Respondent concedes that he did not strictly comply with the Canons of Ethics. However, he claims that, at most, he committed only errors of judgment, brought on by an overly sympathetic attitude towards his client which caused him to substitute zeal for proper caution. Moreover, when he realized that he had erred, he sent a letter of apology which was satisfactory to Mr. Geoghegan. Finally, he points out that he received no fee from Colton but worked in Colton's interest *119 solely to help Colton obtain his driving privilege which he needed to earn a livelihood.

The "wise and beneficent" aims of Canon 9 are to shield the adverse party from improper approaches and to preserve the proper functioning of the legal profession. As to the latter aim, compensation for services is an attorney's professional right, and in matters affecting a professional right, candor and fairness require that other attorneys grant him a reasonable opportunity to assert and protect any such right which he may claim and possess. Drinker, Legal Ethics 202 (1953).

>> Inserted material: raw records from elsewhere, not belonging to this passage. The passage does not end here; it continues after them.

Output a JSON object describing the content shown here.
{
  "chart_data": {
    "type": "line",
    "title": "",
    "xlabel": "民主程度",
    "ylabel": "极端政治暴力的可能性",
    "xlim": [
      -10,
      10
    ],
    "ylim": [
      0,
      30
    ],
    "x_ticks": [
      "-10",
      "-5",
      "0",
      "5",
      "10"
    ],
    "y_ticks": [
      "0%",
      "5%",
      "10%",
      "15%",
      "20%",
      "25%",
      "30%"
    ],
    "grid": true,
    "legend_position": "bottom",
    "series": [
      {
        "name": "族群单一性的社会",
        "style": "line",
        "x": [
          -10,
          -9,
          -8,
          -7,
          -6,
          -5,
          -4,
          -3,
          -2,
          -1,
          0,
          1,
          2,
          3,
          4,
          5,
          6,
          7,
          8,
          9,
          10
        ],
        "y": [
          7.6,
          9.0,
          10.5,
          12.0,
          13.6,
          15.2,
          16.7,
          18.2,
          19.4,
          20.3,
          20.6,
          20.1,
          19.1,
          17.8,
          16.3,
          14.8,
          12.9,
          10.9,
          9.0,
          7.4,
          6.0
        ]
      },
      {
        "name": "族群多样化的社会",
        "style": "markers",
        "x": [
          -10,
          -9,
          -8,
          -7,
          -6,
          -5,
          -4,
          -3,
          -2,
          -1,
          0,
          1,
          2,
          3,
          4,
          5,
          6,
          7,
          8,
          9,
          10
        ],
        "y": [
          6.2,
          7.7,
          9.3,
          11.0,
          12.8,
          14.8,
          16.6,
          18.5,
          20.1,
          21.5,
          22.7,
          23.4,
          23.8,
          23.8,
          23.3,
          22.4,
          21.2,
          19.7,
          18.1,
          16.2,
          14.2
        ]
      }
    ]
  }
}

Respondent's conduct is admittedly unethical and unprofessional despite the fact that he thought he was serving his client. His conduct not only affected adversely the attorney's interest Mr. Geoghegan had in the judgment, but also the interest of Calvert Fire Insurance Co., of which respondent was aware, a subrogee to the extent of at least $1,000 of the $1,569.50 judgment. As Mr. Justice Hall said in In re De Pamphilis, 30 N.J. 470, 483 (1959):

"[His conduct] is dishonorable * * * and brings the profession into disrepute. * * * Canon 29 of the Canons of Professional Ethics imposes on all attorneys the obligation to `strive at all times to uphold the honor and to maintain the dignity of the profession.'"

Nevertheless, because of his candor and his acceptable apology to Mr. Geoghegan who, as far as the record indicates, still represents the insurance company, we feel that the interests of the profession and the public will be adequately served in this case by the imposition of a reprimand.

Respondent is accordingly reprimanded.

For reprimand Chief Justice WEINTRAUB, and Justices JACOBS, FRANCIS, PROCTOR, SCHETTINO and HANEMAN 6.

Dissenting as to punishment Justice HALL 1.